Тут произошел случай, поведать о коем у меня не хватило бы смелости, коли бы не было стольких свидетелей, которые при том присутствовали. А вышло так, что один из наших товарищей, который распоряжался на бригантине, выстрелил из своего арбалета в птицу, сидевшую на одном из деревьев, что росли у самой реки, и выронил скобу от запора, которая упала в воду. Не имея никакой надежды подобрать скобу, другой наш товарищ, которого звали Контре рас, спустил в реку шест с крючком и изловил рыбу длиною в пять пядей. Так как рыба была большая, а крючок маленький, чтобы вытащить ее, нам пришлось прибегнуть ко всяческим ухищрениям. Когда же рыбу разрезали, то у нее в брюхе обнаружили скобу от арбалета. Сия находка пришлась нам как нельзя кстати и вознаградила [за неудачу с птицей], ибо после богатолько арбалеты поддерживали в ту пору наше бренное существование.

По истечении двенадцати дней мая мы дошли до провинций Мачапаро. Он очень важный сеньор и у него много людей; его владения граничат с владениями другого важного сеньора, столь же важного, как и он сам, по имени Омагуа. И оба они друзья и соединяются, когда идут походом на других сеньоров, которые живут внутри страны, и что ни день являются [сюда], дабы выгнать их из собственных жилищ. Сей Мачапаро обитает на той же самой реке, на одном из холмов, и у него много очень больших поселений, и под его началом пятьдесят тысяч воинов возрастом от тридцати до семидесяти лет. Молодые же индейцы не принимают участия в войне и поэтому, в скольких бы сражениях с индейцами мы ни побывали, мы их ни разу не видели, а видели лишь пожилых мужчин, которые в этом деле имеют большую сноровку, и у них только пушок, а бороды нет (tienen bozos у no barb as).
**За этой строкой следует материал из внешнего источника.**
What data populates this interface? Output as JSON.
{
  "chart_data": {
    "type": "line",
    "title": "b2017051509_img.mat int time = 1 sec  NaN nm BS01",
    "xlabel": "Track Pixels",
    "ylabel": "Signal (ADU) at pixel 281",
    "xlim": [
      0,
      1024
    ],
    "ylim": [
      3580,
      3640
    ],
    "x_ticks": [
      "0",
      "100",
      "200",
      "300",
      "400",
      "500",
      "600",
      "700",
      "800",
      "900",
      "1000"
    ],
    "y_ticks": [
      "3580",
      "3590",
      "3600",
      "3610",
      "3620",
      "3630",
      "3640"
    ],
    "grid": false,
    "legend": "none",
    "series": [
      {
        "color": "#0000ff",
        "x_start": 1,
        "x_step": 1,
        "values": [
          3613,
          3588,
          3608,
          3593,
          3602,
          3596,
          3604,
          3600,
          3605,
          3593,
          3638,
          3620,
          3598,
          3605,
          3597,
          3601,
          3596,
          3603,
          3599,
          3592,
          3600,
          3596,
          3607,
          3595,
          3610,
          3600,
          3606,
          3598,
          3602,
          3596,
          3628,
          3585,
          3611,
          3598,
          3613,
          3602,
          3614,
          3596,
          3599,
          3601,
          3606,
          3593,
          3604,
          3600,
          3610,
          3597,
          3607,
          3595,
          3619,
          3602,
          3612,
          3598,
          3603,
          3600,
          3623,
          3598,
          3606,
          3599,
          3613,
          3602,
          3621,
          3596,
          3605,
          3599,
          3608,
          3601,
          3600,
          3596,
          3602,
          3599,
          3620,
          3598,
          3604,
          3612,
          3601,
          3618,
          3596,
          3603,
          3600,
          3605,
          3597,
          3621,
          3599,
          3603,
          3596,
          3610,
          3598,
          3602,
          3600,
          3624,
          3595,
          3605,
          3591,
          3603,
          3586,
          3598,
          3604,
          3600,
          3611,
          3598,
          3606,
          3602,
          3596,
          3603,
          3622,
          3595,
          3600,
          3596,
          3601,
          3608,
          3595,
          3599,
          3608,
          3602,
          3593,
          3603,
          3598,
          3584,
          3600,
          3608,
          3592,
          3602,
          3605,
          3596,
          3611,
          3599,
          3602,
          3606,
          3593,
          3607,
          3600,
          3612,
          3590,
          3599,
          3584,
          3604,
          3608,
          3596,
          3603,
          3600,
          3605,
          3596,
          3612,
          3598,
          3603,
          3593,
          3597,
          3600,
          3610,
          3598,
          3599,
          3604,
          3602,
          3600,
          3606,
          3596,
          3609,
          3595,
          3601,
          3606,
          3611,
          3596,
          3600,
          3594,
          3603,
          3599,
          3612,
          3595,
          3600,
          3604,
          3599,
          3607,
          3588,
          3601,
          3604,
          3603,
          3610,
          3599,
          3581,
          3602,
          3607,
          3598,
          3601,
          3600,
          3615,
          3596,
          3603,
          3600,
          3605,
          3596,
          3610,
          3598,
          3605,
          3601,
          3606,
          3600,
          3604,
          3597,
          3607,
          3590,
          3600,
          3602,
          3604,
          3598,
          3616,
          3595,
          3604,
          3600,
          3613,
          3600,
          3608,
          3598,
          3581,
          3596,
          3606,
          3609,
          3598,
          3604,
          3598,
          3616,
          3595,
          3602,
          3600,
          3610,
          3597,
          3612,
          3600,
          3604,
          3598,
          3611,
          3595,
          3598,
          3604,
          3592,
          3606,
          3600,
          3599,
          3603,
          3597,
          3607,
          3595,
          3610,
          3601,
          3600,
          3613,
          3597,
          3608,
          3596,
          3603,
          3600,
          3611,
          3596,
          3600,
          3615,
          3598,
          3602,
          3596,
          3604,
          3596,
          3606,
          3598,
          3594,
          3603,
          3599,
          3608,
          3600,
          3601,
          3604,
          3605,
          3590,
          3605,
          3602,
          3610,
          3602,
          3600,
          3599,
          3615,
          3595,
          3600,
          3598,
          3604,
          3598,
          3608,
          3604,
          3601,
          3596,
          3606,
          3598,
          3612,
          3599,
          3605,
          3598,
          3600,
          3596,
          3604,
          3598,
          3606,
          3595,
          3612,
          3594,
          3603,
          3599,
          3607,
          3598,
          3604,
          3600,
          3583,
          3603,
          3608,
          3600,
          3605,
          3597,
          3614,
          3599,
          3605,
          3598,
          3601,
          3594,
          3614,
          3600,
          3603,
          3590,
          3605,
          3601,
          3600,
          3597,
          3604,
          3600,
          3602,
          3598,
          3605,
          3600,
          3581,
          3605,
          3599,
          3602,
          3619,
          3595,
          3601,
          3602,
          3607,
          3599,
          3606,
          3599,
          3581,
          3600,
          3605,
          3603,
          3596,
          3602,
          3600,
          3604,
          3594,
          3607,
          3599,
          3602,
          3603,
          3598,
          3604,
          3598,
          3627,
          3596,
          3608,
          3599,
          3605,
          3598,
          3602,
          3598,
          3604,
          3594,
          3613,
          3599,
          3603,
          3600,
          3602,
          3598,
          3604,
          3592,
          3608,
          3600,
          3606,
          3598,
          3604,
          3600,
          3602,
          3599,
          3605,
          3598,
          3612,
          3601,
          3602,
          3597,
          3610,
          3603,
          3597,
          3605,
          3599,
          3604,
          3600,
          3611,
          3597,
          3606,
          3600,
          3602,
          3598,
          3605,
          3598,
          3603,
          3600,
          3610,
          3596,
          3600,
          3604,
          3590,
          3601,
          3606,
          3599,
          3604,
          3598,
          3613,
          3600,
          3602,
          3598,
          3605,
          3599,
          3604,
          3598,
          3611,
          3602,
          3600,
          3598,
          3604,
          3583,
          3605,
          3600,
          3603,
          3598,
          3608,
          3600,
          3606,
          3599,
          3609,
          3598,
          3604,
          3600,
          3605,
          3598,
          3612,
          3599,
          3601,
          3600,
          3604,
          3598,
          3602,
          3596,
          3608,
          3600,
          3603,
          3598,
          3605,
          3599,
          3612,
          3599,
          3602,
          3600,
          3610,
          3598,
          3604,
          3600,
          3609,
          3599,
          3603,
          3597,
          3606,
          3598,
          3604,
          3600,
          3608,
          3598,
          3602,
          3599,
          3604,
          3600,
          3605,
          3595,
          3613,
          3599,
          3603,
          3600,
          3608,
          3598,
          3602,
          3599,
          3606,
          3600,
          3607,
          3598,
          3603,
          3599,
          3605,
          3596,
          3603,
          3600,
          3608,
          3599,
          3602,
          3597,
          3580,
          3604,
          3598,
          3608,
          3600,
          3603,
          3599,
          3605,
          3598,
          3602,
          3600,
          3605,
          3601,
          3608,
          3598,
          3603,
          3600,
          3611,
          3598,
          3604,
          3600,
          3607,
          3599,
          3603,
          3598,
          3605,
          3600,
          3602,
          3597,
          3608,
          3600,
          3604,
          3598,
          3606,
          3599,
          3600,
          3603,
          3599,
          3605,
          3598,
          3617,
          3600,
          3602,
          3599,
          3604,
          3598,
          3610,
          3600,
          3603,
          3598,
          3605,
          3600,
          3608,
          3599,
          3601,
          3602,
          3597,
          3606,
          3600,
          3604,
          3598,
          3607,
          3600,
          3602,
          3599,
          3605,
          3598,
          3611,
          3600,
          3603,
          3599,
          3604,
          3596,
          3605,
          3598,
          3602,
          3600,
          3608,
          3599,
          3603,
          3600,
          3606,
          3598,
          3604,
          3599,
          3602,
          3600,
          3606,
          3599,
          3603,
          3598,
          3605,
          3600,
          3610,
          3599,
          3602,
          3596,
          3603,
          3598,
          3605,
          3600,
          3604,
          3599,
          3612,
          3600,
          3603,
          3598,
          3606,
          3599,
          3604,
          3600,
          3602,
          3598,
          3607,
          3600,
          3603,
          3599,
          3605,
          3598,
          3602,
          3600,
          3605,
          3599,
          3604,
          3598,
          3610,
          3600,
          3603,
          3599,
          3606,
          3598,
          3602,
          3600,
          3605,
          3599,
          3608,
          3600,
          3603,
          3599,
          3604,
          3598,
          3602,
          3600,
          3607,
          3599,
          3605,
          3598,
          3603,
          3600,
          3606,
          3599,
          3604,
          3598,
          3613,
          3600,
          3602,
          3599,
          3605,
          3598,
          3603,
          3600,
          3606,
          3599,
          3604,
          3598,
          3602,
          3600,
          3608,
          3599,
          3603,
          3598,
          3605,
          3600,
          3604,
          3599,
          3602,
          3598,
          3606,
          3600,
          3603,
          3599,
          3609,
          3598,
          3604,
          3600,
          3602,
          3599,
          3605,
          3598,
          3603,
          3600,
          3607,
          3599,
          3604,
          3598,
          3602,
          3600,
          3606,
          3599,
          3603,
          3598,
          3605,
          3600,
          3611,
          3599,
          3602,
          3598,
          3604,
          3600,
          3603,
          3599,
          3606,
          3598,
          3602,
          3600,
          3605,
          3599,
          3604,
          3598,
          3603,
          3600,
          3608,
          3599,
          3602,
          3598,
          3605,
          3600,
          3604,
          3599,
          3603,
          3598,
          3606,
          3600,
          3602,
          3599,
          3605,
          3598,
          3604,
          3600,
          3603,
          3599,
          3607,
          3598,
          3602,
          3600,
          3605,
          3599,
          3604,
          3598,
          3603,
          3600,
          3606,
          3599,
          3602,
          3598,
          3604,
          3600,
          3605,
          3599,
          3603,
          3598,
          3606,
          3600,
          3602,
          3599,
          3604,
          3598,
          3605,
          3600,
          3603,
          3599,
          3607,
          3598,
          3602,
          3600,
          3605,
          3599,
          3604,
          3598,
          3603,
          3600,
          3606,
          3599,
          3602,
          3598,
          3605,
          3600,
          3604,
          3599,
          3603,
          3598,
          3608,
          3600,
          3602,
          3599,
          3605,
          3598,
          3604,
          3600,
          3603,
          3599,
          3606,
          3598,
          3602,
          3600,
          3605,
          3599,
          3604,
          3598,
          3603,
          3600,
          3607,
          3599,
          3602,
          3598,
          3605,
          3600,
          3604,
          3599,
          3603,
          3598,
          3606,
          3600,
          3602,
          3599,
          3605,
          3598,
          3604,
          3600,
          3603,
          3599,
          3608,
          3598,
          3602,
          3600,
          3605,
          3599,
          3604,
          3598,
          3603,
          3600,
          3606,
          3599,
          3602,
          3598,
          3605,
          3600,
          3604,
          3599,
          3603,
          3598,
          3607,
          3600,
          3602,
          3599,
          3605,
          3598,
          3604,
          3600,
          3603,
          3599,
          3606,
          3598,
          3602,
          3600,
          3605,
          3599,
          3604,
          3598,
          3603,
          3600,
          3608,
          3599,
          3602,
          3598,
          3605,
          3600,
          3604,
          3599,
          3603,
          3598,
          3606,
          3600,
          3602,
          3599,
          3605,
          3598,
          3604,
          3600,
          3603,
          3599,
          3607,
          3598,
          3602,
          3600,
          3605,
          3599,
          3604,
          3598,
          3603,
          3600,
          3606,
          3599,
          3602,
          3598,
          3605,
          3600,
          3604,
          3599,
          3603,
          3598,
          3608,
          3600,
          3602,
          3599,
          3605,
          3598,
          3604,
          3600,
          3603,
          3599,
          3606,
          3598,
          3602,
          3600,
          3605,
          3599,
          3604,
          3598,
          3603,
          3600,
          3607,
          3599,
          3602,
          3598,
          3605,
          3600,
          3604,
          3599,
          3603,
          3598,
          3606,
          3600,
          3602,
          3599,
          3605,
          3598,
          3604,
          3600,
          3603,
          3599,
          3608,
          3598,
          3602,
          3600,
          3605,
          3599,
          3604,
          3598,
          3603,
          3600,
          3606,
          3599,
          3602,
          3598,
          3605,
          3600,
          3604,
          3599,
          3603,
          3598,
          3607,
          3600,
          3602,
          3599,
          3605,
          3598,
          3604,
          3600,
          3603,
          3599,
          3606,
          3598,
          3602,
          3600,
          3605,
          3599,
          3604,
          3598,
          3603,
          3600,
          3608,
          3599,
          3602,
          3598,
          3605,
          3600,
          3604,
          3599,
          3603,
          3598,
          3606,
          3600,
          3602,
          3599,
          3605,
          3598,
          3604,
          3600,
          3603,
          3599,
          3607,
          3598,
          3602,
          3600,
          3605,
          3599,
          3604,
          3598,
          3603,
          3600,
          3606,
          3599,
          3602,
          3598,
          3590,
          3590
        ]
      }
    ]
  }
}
Еще до того как мы дошли до этого селения, на протяжении двух лиг нам были видны индейские деревни, белевшие вдалеке, и, пройдя немного, мы увидели, что вверх по реке поднимается очень большое количество каноэ; все они были в состоянии полной боевой готовности и пестрели щитами, кои изготовляются у индейцев из панцирей аллигаторов и кож ламантинов и тапиров и достигают высоты человеческого роста, прикрывая воина целиком. Они ужасно шумели, было у них много барабанов и труб, и они грозились непременно съесть нас; и капитан велел обеим бригантинам сойтись вместе, дабы было удобнее помогать друг другу. Всем людям капитан велел приготовиться к сражению и глядеть, что происходит впереди, ибо у нас был только один выход — защищаться с оружием в руках и с боем прорваться в спасительную гавань (salir a buen puerto). Мы все препоручили себя господу и молили его вызволить нас из большой беды, в которую мы попали.